A ChangeEnable Research Project

The Transparent AI Index

A disclosure scorecard grading how major AI labs report the energy and water cost of each query. Grades reflect transparency, not environmental performance.

Last reviewed April 2026 · 7 labs tracked

Labs tracked
7
Measured
2
Marketing-grade
1
Not disclosed
4
A

Google (Gemini)

Last disclosed: Aug 2025

Measured

Median text prompt: 0.24 Wh, 0.26 mL water, 0.03 gCO2e. Comprehensive methodology covering TPUs, host CPU/DRAM, idle capacity, datacenter overhead. Excludes image, video, training, networking.

Disclosure gap: No image/video figures. Only on-site water (excludes generation water).

A−

Mistral AI

Last disclosed: Jul 2025

Measured

Externally audited LCA with Carbone 4 and ADEME for Mistral Large 2. Reports per 400-token page, not per median prompt — not directly comparable to Google.

Disclosure gap: Different functional unit. No newer model coverage.

D

OpenAI

Last disclosed: Jun 2025

Marketing-grade

Sam Altman blog: 0.34 Wh and 0.000085 gallons water 'average query.' No model specified, no methodology, no audit, no scope. Has not disclosed per-query figures since GPT-3 (2020).

Disclosure gap: GPT-5 and o-series figures absent. Independent estimates put GPT-5 at ~18 Wh and o3 even higher.

Ask OpenAI to disclose →
F

Anthropic (Claude)

Last disclosed: Never

Not disclosed

No public per-query energy or water figures for any Claude model. Sustainability reporting at the corporate level only.

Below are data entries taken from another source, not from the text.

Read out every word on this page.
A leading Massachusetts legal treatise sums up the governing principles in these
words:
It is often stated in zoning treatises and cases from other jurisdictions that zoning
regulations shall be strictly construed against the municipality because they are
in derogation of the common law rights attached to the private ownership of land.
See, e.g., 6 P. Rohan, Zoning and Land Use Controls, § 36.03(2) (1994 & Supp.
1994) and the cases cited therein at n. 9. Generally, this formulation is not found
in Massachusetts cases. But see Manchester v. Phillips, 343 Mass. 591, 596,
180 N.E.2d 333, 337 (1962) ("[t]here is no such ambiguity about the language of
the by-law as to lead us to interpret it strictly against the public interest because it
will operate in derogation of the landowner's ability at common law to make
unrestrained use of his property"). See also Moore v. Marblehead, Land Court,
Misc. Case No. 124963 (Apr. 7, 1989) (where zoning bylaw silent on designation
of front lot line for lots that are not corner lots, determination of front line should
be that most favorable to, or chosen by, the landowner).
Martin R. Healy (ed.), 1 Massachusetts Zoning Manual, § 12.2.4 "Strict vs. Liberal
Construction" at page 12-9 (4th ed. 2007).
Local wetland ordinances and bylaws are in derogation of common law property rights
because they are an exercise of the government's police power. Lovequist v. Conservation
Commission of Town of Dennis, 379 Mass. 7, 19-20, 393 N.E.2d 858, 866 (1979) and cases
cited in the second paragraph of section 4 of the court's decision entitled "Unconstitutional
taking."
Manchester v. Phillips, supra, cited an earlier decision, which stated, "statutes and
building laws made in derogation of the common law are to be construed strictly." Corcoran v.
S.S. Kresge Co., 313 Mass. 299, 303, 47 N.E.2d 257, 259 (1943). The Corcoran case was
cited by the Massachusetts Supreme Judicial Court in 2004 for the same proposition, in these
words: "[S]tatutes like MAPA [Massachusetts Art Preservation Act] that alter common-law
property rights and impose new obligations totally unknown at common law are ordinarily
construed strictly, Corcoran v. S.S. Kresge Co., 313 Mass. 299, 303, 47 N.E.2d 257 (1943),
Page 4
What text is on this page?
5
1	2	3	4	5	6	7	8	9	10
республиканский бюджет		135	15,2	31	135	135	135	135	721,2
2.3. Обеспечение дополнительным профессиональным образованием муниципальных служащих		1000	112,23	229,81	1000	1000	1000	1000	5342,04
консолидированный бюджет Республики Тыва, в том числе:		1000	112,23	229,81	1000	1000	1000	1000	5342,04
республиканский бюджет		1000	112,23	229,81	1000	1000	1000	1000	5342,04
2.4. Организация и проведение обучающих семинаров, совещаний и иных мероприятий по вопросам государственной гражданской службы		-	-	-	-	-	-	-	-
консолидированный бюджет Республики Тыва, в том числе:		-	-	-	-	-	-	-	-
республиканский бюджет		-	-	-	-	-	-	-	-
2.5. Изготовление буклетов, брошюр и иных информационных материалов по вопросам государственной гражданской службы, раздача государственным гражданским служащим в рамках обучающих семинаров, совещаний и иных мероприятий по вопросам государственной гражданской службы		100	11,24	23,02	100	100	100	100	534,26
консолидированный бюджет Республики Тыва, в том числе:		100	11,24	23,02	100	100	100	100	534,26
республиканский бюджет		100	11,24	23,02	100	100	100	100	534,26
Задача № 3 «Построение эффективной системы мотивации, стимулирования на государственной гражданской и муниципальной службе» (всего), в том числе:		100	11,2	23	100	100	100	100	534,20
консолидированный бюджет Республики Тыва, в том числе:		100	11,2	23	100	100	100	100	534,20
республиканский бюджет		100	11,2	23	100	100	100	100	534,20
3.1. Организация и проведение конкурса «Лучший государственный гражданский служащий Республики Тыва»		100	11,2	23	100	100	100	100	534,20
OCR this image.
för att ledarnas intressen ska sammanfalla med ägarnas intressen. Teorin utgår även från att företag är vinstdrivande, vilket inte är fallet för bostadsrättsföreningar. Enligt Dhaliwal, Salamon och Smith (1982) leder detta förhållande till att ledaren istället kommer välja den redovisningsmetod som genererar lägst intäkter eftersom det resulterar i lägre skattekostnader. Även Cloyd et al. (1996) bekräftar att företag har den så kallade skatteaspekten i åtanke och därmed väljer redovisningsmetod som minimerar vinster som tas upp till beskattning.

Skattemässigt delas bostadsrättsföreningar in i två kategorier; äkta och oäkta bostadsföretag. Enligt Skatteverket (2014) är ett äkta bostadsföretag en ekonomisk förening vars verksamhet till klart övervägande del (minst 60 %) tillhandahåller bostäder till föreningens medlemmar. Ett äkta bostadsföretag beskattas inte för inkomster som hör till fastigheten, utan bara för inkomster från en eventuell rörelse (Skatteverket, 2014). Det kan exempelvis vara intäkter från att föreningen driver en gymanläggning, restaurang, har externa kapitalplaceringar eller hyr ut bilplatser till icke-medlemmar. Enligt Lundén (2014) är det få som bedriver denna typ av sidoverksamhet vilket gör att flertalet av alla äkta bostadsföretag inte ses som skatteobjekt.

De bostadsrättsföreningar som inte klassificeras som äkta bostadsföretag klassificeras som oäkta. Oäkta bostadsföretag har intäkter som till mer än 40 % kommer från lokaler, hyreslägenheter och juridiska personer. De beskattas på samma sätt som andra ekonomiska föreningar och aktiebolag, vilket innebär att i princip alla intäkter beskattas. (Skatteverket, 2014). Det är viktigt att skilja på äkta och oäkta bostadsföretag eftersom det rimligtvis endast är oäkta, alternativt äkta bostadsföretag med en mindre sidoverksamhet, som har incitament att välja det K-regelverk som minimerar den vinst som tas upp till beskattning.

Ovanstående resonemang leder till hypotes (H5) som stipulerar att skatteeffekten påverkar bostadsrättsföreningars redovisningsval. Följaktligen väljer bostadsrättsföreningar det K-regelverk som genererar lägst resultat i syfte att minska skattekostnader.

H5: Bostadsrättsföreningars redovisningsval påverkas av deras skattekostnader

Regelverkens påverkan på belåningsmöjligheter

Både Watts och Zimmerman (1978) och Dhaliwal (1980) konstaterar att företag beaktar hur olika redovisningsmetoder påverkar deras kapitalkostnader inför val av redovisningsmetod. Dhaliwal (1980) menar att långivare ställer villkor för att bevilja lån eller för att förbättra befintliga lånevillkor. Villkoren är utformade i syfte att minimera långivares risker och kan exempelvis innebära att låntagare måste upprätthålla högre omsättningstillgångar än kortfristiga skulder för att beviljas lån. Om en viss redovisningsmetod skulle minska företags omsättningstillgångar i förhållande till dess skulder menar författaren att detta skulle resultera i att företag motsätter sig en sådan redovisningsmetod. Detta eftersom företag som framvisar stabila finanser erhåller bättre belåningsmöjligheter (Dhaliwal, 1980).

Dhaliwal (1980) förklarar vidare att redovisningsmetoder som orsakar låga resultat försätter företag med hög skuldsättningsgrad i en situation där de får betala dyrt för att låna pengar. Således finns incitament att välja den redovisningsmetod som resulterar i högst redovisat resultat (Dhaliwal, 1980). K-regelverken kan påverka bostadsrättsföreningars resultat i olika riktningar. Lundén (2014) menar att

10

Disclosure gap: Everything.

Ask Anthropic to disclose →
F

Meta (Llama)

Last disclosed: Never

Not disclosed

No per-query inference figures published. Some training-side disclosures in model cards, but no serving footprint.

Disclosure gap: Everything inference-side.

Ask Meta to disclose →
F

xAI (Grok)

Last disclosed: Never

Not disclosed

No environmental disclosures of any kind for Grok models. Memphis datacenter has drawn separate scrutiny over local air and power impact.

Disclosure gap: Everything.

Ask xAI to disclose →
F

DeepSeek

Last disclosed: Never

Not disclosed

No disclosures. Independent estimates (URI AI Lab) place R1 among the most energy-intensive models tracked.

Disclosure gap: Everything.

What grades mean. A high grade means the lab has published measurable, methodology-backed per-query figures — not that its model is most efficient. See the full methodology for the rubric and weights. Sources: Google Gemini technical paper (Aug 2025), Mistral AI / Carbone 4 / ADEME LCA (July 2025), Sam Altman blog (June 2025), University of Rhode Island AI Lab dashboard, Epoch AI, Shaolei Ren (UC Riverside).